Route information
- Maintained by SCDOT
- Length: 3.940 mi (6.341 km)
- Existed: 1923^{[citation needed]}–present

Major junctions
- South end: US 21 / US 176 / US 321 in Cayce
- US 21 / US 176 / US 321 in Cayce; US 1 in West Columbia;
- North end: US 378 in West Columbia

Location
- Country: United States
- State: South Carolina
- Counties: Lexington

Highway system
- South Carolina State Highway System; Interstate; US; State; Scenic;
| ← US 1 |  | → SC 3 |

= South Carolina Highway 2 =

State highway in Lexington County, South Carolina

South Carolina Highway 2 (SC 2) is a state highway in the U.S. state of South Carolina that travels 3.9 mi between two portions of U.S. Route 21/U.S. Route 176/U.S. Route 321 (US 21/US 176/US 321) in Lexington County. The southern 2.4 mi of the highway are known as Frink Street while the northern 1.5 mi of the highway are known as State Street.

==Route description==
SC 2 is a 3.9 mi, two-lane road just southwest of Columbia, serving as a business route for Cayce. It begins at the US 21/US 176/US 321 concurrency heading northeast. It then takes a turn to the north and runs parallel to the Congaree River to its west. Shortly after passing US 1, the highway ends at US 378 in West Columbia.
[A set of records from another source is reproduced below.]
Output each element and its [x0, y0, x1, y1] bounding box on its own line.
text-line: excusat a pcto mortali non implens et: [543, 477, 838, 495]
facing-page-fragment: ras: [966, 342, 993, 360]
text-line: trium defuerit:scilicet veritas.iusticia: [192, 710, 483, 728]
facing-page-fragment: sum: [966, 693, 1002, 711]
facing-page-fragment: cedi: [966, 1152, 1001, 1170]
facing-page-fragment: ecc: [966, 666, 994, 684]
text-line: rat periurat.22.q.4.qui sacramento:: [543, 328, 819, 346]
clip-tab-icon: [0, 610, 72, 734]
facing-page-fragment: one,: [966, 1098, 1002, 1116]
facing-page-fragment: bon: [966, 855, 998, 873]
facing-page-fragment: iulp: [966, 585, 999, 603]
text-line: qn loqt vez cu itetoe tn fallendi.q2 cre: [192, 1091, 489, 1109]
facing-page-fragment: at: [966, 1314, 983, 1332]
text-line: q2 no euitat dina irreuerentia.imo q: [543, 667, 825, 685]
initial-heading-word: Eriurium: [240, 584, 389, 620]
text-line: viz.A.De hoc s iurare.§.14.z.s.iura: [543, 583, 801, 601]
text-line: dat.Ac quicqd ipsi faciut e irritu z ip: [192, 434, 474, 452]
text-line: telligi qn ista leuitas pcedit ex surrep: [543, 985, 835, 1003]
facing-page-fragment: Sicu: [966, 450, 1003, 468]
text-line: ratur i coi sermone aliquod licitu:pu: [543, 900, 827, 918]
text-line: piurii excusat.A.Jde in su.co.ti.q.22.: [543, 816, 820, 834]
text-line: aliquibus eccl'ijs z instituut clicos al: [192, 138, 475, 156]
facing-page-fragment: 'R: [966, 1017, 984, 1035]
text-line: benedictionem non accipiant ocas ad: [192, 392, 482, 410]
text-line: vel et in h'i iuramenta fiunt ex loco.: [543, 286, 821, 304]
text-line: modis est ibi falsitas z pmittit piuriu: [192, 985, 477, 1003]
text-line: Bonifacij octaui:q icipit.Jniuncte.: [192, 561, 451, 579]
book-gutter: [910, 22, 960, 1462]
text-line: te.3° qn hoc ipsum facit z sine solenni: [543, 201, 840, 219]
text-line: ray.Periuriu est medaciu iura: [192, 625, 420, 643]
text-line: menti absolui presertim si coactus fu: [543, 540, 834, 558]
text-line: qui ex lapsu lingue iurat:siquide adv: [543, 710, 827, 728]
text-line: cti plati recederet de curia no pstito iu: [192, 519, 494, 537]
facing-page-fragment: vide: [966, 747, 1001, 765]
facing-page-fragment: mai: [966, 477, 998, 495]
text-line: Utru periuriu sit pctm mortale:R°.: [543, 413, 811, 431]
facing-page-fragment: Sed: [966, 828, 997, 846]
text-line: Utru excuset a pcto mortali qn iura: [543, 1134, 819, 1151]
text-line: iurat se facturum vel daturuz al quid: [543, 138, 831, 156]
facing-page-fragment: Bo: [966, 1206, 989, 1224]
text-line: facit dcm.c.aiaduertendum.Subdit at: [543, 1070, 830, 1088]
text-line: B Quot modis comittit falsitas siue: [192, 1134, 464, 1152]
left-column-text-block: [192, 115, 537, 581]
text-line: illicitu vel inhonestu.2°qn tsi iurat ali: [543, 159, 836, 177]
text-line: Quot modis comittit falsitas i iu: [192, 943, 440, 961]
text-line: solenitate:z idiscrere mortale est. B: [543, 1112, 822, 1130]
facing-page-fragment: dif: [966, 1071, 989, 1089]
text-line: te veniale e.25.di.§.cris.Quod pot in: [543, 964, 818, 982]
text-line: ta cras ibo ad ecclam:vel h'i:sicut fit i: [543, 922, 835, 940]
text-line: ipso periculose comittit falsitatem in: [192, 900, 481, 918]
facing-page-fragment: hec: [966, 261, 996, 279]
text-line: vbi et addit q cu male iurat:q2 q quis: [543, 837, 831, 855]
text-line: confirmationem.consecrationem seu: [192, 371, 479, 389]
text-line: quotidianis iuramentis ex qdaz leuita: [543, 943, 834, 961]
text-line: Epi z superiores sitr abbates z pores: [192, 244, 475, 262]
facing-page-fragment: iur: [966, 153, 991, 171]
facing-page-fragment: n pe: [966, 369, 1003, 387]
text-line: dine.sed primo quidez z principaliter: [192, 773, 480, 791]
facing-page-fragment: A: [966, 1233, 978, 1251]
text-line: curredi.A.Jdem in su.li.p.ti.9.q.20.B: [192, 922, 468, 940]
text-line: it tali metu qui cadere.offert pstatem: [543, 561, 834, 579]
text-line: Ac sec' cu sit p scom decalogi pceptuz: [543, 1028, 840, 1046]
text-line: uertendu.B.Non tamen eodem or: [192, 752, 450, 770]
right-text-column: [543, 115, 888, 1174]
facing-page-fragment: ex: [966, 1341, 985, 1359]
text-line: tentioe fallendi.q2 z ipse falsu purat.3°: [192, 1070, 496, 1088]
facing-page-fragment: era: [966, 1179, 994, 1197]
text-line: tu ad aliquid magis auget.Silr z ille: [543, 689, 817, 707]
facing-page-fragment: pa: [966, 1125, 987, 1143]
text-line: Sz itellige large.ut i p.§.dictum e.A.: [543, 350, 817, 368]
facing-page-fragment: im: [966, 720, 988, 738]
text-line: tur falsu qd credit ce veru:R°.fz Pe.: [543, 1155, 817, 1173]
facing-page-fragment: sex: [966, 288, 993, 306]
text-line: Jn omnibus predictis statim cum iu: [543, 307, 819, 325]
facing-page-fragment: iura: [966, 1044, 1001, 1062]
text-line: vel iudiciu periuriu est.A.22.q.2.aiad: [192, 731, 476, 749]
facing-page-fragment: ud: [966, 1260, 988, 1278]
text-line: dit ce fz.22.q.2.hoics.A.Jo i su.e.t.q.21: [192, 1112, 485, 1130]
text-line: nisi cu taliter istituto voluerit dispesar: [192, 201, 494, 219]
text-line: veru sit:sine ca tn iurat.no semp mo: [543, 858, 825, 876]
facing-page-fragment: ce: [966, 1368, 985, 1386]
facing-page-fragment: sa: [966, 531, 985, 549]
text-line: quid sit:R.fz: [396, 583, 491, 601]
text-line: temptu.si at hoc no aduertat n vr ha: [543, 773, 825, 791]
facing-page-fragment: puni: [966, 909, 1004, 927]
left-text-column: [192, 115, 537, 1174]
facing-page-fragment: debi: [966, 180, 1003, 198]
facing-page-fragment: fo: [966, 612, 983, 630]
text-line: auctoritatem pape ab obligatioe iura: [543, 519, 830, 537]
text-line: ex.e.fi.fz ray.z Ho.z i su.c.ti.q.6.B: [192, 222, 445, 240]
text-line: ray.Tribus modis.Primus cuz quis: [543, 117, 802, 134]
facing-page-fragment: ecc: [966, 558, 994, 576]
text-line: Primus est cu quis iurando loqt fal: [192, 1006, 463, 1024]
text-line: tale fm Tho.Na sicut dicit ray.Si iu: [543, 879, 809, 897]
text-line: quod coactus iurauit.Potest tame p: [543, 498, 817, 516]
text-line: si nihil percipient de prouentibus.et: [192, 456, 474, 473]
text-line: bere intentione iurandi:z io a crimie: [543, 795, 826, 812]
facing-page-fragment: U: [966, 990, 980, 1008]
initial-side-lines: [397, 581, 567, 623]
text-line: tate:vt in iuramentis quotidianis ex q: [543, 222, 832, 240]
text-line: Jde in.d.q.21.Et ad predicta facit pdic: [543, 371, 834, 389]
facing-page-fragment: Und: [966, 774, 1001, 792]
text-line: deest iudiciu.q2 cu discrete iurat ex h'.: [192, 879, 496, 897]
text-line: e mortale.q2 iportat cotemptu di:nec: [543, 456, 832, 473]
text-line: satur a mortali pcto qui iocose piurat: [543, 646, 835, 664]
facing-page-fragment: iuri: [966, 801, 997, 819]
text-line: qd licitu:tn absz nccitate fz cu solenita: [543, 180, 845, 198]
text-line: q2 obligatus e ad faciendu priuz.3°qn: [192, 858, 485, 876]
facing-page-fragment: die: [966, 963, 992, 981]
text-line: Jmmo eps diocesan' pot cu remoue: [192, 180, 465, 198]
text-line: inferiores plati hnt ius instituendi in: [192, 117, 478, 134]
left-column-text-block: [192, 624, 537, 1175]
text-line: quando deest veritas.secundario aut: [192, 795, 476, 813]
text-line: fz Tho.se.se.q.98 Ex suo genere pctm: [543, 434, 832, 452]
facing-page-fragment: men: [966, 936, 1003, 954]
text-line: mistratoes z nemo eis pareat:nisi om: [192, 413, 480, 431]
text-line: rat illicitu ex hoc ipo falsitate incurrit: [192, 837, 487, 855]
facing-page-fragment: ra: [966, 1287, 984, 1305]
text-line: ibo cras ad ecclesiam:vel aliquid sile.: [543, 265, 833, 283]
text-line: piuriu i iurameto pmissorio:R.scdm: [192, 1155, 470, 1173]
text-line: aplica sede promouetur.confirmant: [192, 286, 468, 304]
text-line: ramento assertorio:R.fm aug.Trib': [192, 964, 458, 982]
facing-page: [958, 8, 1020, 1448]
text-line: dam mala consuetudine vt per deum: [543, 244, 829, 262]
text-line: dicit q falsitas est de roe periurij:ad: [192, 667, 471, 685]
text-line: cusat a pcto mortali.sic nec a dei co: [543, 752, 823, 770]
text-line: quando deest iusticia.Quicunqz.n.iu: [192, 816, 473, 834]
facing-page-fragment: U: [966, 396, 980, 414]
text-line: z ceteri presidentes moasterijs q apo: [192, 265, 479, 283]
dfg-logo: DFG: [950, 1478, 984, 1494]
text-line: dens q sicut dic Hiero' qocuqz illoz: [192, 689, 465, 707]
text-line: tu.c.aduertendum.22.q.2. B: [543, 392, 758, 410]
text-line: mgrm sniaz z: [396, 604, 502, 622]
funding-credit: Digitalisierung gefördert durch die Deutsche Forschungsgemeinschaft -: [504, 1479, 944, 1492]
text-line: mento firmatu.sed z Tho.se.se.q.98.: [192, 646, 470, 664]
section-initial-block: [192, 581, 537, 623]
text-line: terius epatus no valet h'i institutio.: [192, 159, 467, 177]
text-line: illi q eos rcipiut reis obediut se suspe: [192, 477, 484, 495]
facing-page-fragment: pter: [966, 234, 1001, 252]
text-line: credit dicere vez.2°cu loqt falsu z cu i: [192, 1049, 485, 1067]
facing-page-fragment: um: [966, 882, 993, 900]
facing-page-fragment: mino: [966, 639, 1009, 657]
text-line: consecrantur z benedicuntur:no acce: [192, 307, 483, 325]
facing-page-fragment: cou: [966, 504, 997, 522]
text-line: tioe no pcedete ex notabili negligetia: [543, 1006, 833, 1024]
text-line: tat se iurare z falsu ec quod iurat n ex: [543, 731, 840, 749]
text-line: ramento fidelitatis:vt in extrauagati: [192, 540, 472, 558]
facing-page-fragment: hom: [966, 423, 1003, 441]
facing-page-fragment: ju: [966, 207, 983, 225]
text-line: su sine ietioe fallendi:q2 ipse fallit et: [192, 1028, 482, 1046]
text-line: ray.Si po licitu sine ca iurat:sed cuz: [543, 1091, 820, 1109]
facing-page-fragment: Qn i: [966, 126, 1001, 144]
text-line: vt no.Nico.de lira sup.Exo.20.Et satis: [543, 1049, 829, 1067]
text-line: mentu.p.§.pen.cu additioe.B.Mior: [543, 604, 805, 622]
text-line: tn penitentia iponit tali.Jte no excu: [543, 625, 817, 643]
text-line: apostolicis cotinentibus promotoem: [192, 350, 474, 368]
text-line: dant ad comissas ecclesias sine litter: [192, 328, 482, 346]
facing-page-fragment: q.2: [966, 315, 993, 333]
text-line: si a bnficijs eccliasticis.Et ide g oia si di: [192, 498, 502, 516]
The highway runs by an elementary school, Brookland-Cayce High School, two shopping centers, and a park.

==History==
SC 2 is one of the original state highways. The original path went from the Georgia state line north of Mountain Rest heading east towards Greenville before turning southeast and ending in Charleston, spanning over 250 mi. It was considered the state's "Main Street" in the 1920s and 1930s. The road began construction in 1923 and ended 11 years later in 1932. The road was re-designated as US 76, US 176 and US 178 in the 1940s and has been reduced to just under 4 mi. Additionally, only the Frink Street portion of the route is signed, and minimally at that.

==Major intersections==

Location: mi; km; Destinations; Notes
Cayce: 0.000; 0.000; US 21 / US 176 / US 321 (Charleston Highway); Southern terminus
1.610: 2.591; SC 35 (12th Street)
3.230: 5.198; US 21 / US 176 / US 321 (Knox Abbott Drive)
West Columbia: 3.890; 6.260; US 1 (Meeting Street)
3.940: 6.341; US 378 (Sunset Boulevard); Northern terminus
1.000 mi = 1.609 km; 1.000 km = 0.621 mi

==Little Mountain alternate route==

South Carolina Highway 2 Alternate (SC 2 Alt.) was a short alternate route that was a different path from Little Mountain to Slighs. Both of its termini were at U.S. Route 76 (US 76) and SC 2. It was established between 1939 and 1941 and was decommissioned in 1947. It was downgraded to a secondary road.